Liberty News

The Office of Labor-Management Standards (OLMS) has issued new reporting procedures for unions to report the details of what are called T-1 Trusts. These new reporting efforts should help bring light to these funds that have heretofore been shielded from transparency allowing unions to use many millions of dollars without accountability from its members or the government.

A T-1 Trust fund is a nice bit of accounting sleight of hand that unions have used to fund what they claim is “retraining” of its members. But, millions of dollars end up in these funds and there are no rules to account for where this money goes or how it is being used. Rumors abound that, instead of “retraining,” this money goes into the pockets of union officials as “fees” and “salaries” to union bosses to “administer” the accounts.
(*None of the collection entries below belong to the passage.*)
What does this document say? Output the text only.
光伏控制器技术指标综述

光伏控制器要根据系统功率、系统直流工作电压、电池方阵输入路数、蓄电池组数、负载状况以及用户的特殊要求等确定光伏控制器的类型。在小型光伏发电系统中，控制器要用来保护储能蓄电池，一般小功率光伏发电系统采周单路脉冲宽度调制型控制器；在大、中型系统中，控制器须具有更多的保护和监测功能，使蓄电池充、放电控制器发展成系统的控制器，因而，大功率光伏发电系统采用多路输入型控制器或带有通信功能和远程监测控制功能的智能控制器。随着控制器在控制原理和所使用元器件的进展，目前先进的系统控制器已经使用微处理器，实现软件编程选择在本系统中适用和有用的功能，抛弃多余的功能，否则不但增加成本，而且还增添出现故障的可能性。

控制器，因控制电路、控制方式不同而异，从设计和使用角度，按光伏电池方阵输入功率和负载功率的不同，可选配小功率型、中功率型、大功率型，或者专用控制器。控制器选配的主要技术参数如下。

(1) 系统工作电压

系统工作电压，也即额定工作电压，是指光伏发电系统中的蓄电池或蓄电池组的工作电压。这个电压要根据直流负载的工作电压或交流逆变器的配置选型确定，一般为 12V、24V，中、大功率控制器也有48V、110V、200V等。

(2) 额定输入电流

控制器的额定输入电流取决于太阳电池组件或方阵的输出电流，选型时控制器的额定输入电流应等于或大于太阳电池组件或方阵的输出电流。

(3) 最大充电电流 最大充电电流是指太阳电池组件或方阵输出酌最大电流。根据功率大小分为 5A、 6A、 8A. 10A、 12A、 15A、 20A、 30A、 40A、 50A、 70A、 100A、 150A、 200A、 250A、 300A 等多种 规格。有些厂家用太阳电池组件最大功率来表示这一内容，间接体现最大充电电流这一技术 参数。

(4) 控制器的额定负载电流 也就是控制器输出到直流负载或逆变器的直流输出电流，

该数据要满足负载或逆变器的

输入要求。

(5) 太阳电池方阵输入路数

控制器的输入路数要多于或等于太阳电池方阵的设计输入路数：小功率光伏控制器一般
There have been past reports that these funds have been used to sponsor NASCAR events and have gone into the pockets of political candidates, but the truth is, no one is really sure where it all goes. After all, there are NO rules for reporting what these funds are used for.

The government wants to shed light on these funds.

“This final rule builds on the administration’s commitment to transparency and accountability for corporations, pension funds and labor unions. Union members expect access to relevant and useful information in order to make fundamental investment, career and retirement decisions, evaluate options and exercise legally guaranteed rights,” said Don Todd, deputy assistant secretary for labor-management programs. “With meaningful disclosure, the department hopes to deter potential misuse of union trusts that have occurred in the past and allow union members to know exactly where their hard-earned dollars are being spent.”

Look for this to be either ignored by unions or actually repealed by Congress once the union bought and paid for Barack Obama gets into office.